Da esquerda e da direita ou como se prova de novo mais valem dois escritores a voar do que um político na mão

[Enquadramento: o pequeno texto que se segue foi retirado de Como um Verão que Não Voltará (Quetzal, 2010), livro de memórias e reflexão assinado pelo marroquino Mohamed Berrada. Viagem na primeira pessoa até ao Egipto, cobre um período que vai dos anos 50 até ao final do século XX e é um documento imprescindível para se perceber como em meia dúzia de anos se pode passar da civilização à barbárie (e note-se que na Europa também já se provou do mesmo…)]

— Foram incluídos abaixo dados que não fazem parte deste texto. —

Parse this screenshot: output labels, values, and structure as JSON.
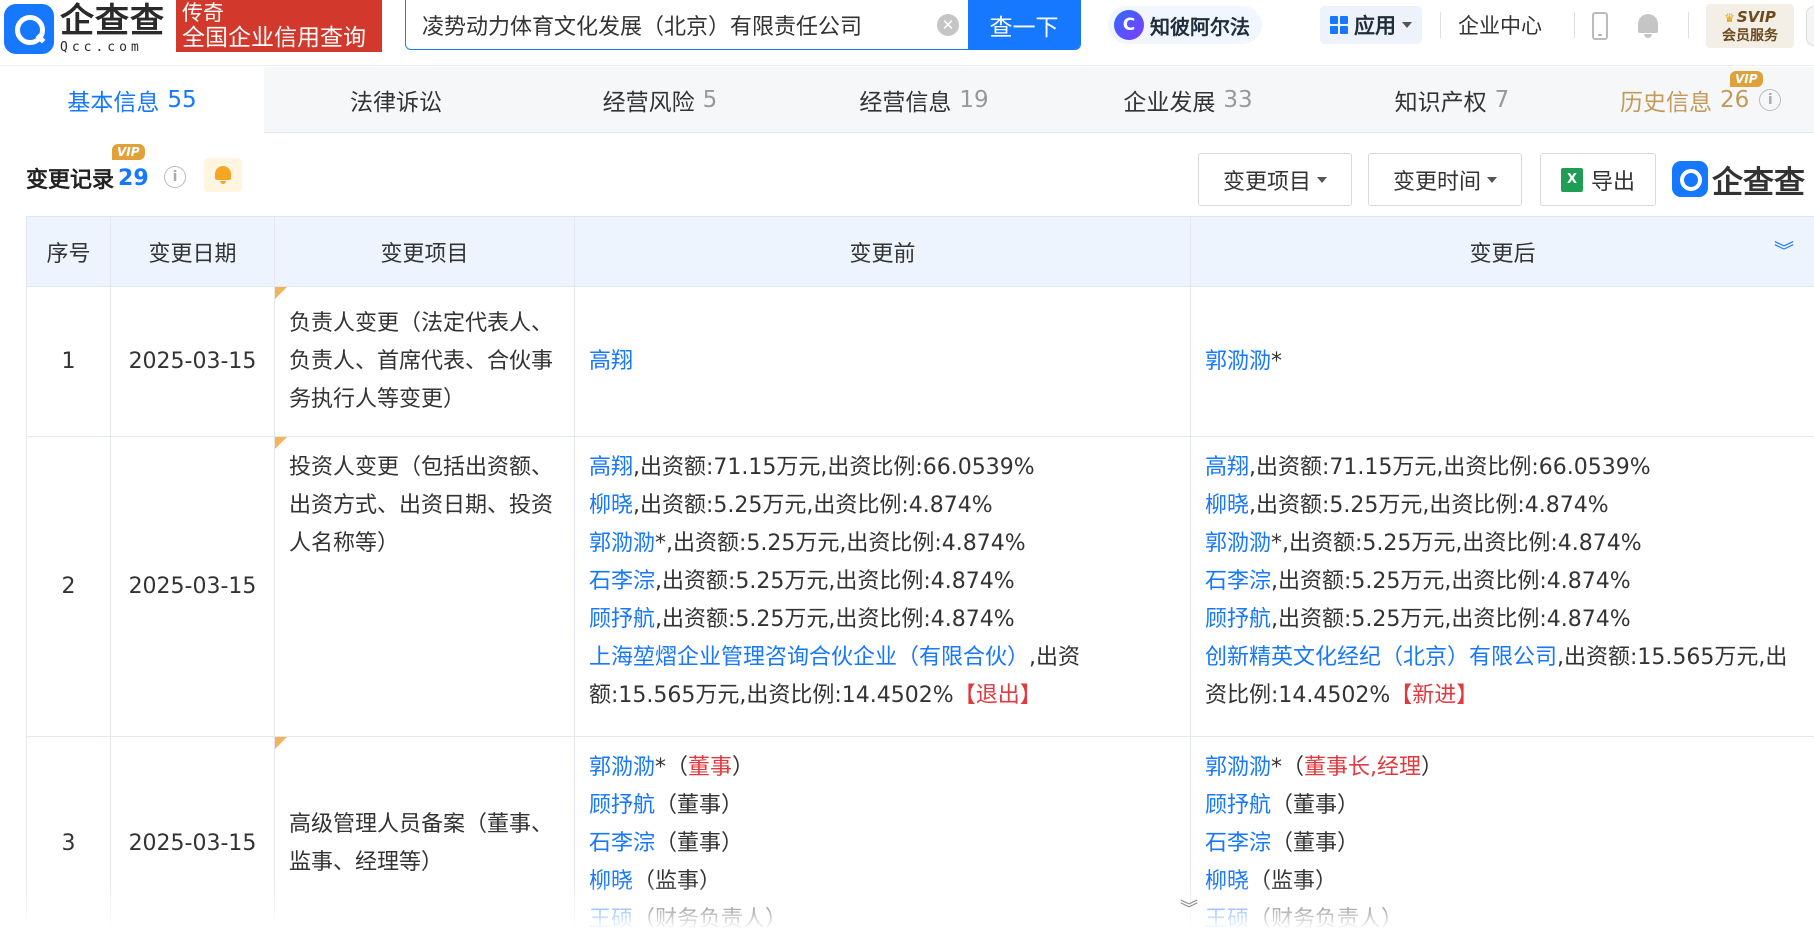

«Hammad não esquecerá o seu encontro com o poeta Salah Jahine no início dos anos setenta. Tendo vindo ao Cairo procurar elementos para a sua tese, instalara-se numa pensão perto da avenida Kasr al-Nil. Uma noite, quando estava estendido na cama, foi iluminado pelo som de um alaúde acompanhado de uma voz doce e, de tempos a tempos, por comentários e risos; os ocupantes do quarto ao lado haviam organizado uma pequena festa entre amigos. No dia seguinte de manhã, perguntou ao proprietário da pensão quem ocupava o quarto: era o compositor Sayyed Mekkaoui. À tarde, ao sair, cruzou-se com Salah Jahine, cujo rosto lhe era familiar. Cumprimentou-o e apresentou-se; começaram a conversar e, quando Hammad lhe disse que gostaria de o rever com mais tempo, o poeta concordou de boa vontade e combinaram jantar juntos. Hammad, ainda cheio de entusiasmo apesar das decepções, inclinava-se para a revisão radical da experiência da esquerda. Nasser estava morto e tinha deixado um vazio que ninguém sabia como preencher. Hammad, ao abrigo da sua juventude e inexperiência, elaborava críticas e indicava o caminho da esperança; Salah Jahine deixava-o falar, contentando-se em intervir de tempos a tempos para lembrar a sucessão de desmoronamentos e recuos que assinalava a morte do grande sonho. Havia na voz dele uma melancolia indescritível; mesmo quando gracejava, o seu riso breve não conseguia vencer o muro de tristeza que o habitava por inteiro. Depois do jantar, Salah ofereceu-se para acompanhá-lo; a conversa continuou. Hammad falava e Salah escutava pacientemente. Chegados à porta da pensão, este disse-lhe:
— Ouça, ostaz Hammad, tudo o que diz é muito bonito mas, infelizmente, não serve para nada.
— E porquê, ostaz Salah?
— Porque o povo sempre foi de direita!
Hammad lançou um olhar surpreendido ao seu interlocutor; continuava embrulhado na sua tristeza, mas, de repente, desatou a rir. Riu-se com ele e depois separaram-se com um aperto de mão. Foi o seu primeiro e último encontro com Salah Jahine [que assina os diálogos e as canções do filme abaixo, realizado antes da moda da burka].»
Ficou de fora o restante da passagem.